This post is part of the Asymptotic Logical Uncertainty series. In this post, I present a possible fix to the strategy of using resource bounded Solomonoff induction for asymptotic logical uncertainty. This algorithm came out of conversations with Benja Fallenstein when I visited MIRI this week.

Warning: I do not have any positive results about this algorithm yet. I just suspect that it has a nontrivial chance of having some good properties, so I wanted to share it in case anyone else wants to think about it.

This algorithm takes in a Turing machine $E$ which outputs an infinite string of bits, an integer $n$. The algorithm must "quickly" output a bit, and the probability that it outputs 1 represents the "probability" that the $n$th bit output by $E$ is a 1.

IRBSI(E,n)
 0: w=""
 1: Run E for n steps to get the first k bits
 2: for i = 1 to n
 3:     sample a randorm Turing machine M
 4:     for j = 1 to k
 5:         run M for 2^(n+j-i) steps on input the first j-1 bits output by E
 6:         if M does not output the jth bit output by E
 7:             break and goto 3
 8:     run M for time 2^n on input w
10:         if M outputs a 1
11:             concatinate a 1 to the end of w
12:         else
13:             concatinate a 0 to the end of w
14: return the last bit of w

The runtime of this algorithm is in $O\left(n{2}^n\right)$, if $E$ is sufficiently slow.

The rough justification behind this algorithm is that the Solomonoff induction inspired approach is good at getting good probabilities for bits conditioned on all the the previous bits. The problems come from the algorithm applying those conditional probabilities to past bits that were necessarily computed with fewer resources.

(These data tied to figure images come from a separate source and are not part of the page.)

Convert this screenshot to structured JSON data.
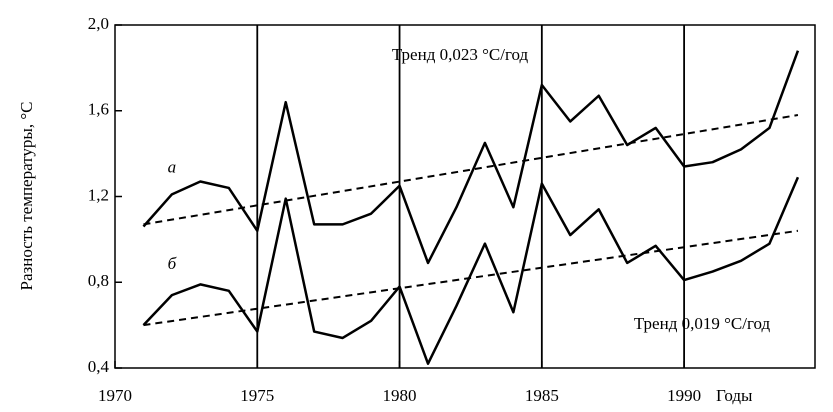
{
  "chart_data": {
    "type": "line",
    "x_label": "Годы",
    "y_label": "Разность температуры,  °С",
    "x": [
      1971,
      1972,
      1973,
      1974,
      1975,
      1976,
      1977,
      1978,
      1979,
      1980,
      1981,
      1982,
      1983,
      1984,
      1985,
      1986,
      1987,
      1988,
      1989,
      1990,
      1991,
      1992,
      1993,
      1994
    ],
    "series": [
      {
        "name": "а",
        "color": "#000000",
        "values": [
          1.06,
          1.21,
          1.27,
          1.24,
          1.04,
          1.64,
          1.07,
          1.07,
          1.12,
          1.25,
          0.89,
          1.15,
          1.45,
          1.15,
          1.72,
          1.55,
          1.67,
          1.44,
          1.52,
          1.34,
          1.36,
          1.42,
          1.52,
          1.88
        ]
      },
      {
        "name": "б",
        "color": "#000000",
        "values": [
          0.6,
          0.74,
          0.79,
          0.76,
          0.57,
          1.19,
          0.57,
          0.54,
          0.62,
          0.78,
          0.42,
          0.69,
          0.98,
          0.66,
          1.26,
          1.02,
          1.14,
          0.89,
          0.97,
          0.81,
          0.85,
          0.9,
          0.98,
          1.29
        ]
      }
    ],
    "trends": [
      {
        "x": [
          1971,
          1994
        ],
        "values": [
          1.07,
          1.58
        ],
        "label": "Тренд 0,023 °С/год"
      },
      {
        "x": [
          1971,
          1994
        ],
        "values": [
          0.6,
          1.04
        ],
        "label": "Тренд 0,019 °С/год"
      }
    ],
    "xlim": [
      1970,
      1994.6
    ],
    "ylim": [
      0.4,
      2.0
    ],
    "xticks": [
      1970,
      1975,
      1980,
      1985,
      1990
    ],
    "yticks": [
      {
        "value": 0.4,
        "label": "0,4"
      },
      {
        "value": 0.8,
        "label": "0,8"
      },
      {
        "value": 1.2,
        "label": "1,2"
      },
      {
        "value": 1.6,
        "label": "1,6"
      },
      {
        "value": 2.0,
        "label": "2,0"
      }
    ],
    "vertical_grid": true
  }
}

This algorithm only uses Solomonoff induction only to get conditional probabilities. It uses these conditional probabilities in such a way that they are only combined with other conditional probabilities computed with the exact same $2^n$ amount of resources. Therefore it does not run into problems from trying to stay consistent with its past dumber self.

I do not know how good this algorithm will end up being, but I suspect that it gets simple things like this correct.

It may be that to get good results for this algorithm you have to use tricks like we used with the original Solomonoff approach by sampling the Turing machines in a way that is further biased towards simple machines, or by allowing the machines to run longer by sacrificing some of their probability mass in being sampled.